Para proteger os passageiros, o executivo europeu reforçou as regras de transparência, proibindo a cobrança retroactiva de sobretaxas de combustível após a compra do bilhete.

As empresas são obrigadas a apresentar o preço final no momento da venda, evitando encargos inesperados, exceto no caso de viagens organizadas em que tal esteja previsto contratualmente.

Esta medida de reforço da transparência surge numa altura de instabilidade provocada pelo bloqueio do Estreito de Ormuz, embora a Comissão assegure que, até à data, não há indícios de uma escassez generalizada de combustível na União Europeia.

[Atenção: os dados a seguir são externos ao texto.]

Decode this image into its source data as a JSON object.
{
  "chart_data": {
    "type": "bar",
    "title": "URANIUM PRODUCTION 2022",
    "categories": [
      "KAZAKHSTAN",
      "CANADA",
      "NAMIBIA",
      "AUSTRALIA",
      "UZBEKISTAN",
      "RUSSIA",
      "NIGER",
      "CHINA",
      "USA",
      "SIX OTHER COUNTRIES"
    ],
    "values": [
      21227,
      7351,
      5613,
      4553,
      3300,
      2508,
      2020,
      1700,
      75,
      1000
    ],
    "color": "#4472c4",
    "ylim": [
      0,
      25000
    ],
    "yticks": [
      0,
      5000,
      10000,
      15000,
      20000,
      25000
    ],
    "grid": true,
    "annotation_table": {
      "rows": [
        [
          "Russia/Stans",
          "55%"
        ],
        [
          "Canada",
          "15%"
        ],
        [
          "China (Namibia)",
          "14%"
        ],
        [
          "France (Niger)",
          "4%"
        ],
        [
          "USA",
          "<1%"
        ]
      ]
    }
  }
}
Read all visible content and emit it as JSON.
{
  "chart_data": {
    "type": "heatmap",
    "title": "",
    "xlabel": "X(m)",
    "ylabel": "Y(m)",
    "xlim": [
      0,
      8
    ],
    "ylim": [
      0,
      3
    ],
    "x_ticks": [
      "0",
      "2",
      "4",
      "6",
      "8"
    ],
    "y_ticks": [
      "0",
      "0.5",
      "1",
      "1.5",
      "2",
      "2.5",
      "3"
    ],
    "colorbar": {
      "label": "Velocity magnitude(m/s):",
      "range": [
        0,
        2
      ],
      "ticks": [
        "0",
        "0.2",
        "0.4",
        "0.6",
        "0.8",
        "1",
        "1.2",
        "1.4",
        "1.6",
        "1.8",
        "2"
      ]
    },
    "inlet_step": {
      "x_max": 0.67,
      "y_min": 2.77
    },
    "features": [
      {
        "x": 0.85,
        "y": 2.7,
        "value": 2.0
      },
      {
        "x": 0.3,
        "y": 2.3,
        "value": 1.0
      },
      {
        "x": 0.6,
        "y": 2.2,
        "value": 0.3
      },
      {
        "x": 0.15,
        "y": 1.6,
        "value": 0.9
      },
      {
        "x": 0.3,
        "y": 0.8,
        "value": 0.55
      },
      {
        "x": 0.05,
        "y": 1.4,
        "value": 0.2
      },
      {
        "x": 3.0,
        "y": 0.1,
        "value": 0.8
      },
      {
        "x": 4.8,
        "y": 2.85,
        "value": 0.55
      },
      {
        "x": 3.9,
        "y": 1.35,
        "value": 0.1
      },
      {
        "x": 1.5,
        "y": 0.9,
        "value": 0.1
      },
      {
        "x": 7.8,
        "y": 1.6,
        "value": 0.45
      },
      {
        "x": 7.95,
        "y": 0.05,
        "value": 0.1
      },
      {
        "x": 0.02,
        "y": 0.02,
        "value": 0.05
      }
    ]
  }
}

Além disso, as novas diretrizes introduzem flexibilidade operacional para manter os voos em funcionamento. As transportadoras poderão ser temporariamente isentas da regra de 90% de aumento de combustível, que influencia o peso das aeronaves e o consumo de combustível, e ficarão isentas de sanções por não utilizarem as faixas horárias de aterragem e descolagem em caso de problemas de abastecimento de combustível nos aeroportos.

Desta forma, a União Europeia procura atenuar os efeitos das tensões internacionais no sector da aviação sem descurar os direitos fundamentais dos consumidores.